= John Dudgeon =

Scottish physician

John Dudgeon (1837–1901) was a Scottish physician who spent nearly 40 years in China as a doctor, surgeon, translator, and medical missionary.

Dudgeon attended the University of Edinburgh and the University of Glasgow, in the latter of which he graduated M.D. and Master of Surgery in 1862. In 1863, he was appointed to the Medical Mission of the London Missionary Society to serve at the hospital in Peking established by William Lockhart, arriving in China in December 1863. He was also Medical Attendant to the British Legation in Peking (modern-day Beijing) from 1864 to 1868. Dudgeon was appointed Professor of Anatomy and Physiology at the Imperial College (Tongwen guan) during the 1870s and 1880s. In Wanderings in China, Constance Frederica Gordon Cumming wrote:

Even when the health of the city is at its normal condition the cares of such a hospital as this are serious, and to me it is a source of amazement how Dr. Dudgeon gets through his daily work. To begin with he must personally prescribe for, on an average, 120 hospital patients every morning, besides an extensive outside practice, which includes several of the foreign Legations, and involves driving long distances in the blazing heat and in the horrible springless carts. Two hours a day are devoted to translating useful books into Chinese with his students, besides the labour of preparing and delivering his lectures at the Government College.

He was an accomplished Chinese scholar, and during his long residence at Pekin he studied the manners and customs of the inhabitants, and the semi-annual reports that he forwarded to the Chinese Maritime Customs Service contain a large amount of valuable information regarding the climatic condition, physical features and drainage, and general habits of the people bearing upon health. He was the author of an Historical Sketch of the Ecclesiastical, Political, and Commercial Relation of Russia with China, of a Chinese work 脱影奇观 On the Principles and Practice of Photography, the first of its kind, and of an article in the Pekin Magazine (in Chinese) on the virtues of quinine, in which he pointed out the dangers of the imported spurious article.
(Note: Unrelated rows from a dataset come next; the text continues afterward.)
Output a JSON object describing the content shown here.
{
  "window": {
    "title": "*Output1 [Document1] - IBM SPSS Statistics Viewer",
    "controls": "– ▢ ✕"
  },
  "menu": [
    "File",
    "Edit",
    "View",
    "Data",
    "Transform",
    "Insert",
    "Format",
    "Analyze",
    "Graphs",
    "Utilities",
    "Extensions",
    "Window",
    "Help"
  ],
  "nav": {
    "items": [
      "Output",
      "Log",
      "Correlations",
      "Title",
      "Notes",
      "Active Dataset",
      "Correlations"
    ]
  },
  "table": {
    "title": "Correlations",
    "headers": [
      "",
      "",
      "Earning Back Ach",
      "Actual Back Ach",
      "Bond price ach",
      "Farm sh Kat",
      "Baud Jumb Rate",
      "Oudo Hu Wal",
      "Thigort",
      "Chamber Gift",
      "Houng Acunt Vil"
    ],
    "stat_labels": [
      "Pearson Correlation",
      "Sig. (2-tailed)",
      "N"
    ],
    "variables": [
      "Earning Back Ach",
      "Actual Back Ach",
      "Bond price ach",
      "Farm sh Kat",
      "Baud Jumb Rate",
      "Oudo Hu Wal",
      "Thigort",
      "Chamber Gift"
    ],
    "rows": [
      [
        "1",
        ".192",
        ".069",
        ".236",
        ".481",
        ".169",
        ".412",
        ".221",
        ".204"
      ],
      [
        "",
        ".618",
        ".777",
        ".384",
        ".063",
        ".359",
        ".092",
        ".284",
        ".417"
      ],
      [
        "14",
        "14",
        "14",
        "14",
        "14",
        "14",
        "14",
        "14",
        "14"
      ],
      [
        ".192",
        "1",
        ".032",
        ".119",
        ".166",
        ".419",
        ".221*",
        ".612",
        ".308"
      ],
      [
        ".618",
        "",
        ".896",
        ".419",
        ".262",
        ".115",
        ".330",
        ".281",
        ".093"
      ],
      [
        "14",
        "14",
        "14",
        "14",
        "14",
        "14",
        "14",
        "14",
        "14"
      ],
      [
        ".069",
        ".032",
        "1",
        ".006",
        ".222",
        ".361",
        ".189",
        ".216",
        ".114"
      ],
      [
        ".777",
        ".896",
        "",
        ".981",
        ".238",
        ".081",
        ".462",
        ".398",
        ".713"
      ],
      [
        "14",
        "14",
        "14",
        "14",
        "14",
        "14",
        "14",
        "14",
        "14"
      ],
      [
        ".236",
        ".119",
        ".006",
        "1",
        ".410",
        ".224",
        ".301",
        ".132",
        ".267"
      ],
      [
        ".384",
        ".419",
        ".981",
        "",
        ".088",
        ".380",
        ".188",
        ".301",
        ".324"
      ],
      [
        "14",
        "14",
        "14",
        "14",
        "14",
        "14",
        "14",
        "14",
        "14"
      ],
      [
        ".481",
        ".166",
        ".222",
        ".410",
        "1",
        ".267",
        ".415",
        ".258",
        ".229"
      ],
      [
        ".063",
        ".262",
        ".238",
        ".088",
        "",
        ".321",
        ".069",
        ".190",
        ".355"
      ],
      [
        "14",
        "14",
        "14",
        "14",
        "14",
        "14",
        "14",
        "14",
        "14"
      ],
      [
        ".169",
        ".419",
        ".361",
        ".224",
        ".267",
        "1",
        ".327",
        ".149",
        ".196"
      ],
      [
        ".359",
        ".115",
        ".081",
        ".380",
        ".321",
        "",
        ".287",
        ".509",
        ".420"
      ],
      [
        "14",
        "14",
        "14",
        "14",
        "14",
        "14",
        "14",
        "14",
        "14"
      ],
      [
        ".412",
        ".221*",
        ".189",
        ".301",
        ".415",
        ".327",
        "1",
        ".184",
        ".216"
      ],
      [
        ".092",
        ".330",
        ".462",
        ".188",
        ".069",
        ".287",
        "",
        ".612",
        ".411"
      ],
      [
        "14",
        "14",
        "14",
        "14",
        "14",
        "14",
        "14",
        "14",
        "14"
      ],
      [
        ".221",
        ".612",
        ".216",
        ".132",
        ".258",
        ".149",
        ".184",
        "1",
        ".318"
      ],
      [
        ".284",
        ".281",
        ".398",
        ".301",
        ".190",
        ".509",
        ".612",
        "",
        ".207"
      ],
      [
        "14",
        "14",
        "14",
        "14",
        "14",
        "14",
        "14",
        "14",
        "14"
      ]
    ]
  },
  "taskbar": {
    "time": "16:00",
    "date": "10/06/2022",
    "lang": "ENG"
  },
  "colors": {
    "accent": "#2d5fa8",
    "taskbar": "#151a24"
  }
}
To the Chinese Medical Journal he contributed papers on A Modern Chinese Anatomist, and A Chapter on Chinese Surgery. He also made several contributions to other medical journals, especially on subjects connected with the medical practice and materia medica of China. Various editions of his Kung Fu books are still available to purchase : "Kung Fu or Taoist Medical Gymnastics: The Art of Shaolin Kung Fu, Traditional Chinese Medicine and Qigong Beginning Practice" and "Chinese healing arts: Internal Kung-Fu" co authored with William Berk. Over a period of 10 years he translated both Gray's Anatomy and Holden's Osteology into an 18 volume Chinese edition.

Dudgeon said that in China, "Infanticide does not prevail to the extent so generally believed among us, and in the north it does not exist at all."

Dudgeon resigned from the London Mission Society in 1884 after conflicts over the prioritisation of evangelical and medical work. Thereafter he continued in private practice in Peking until his death in February 1901.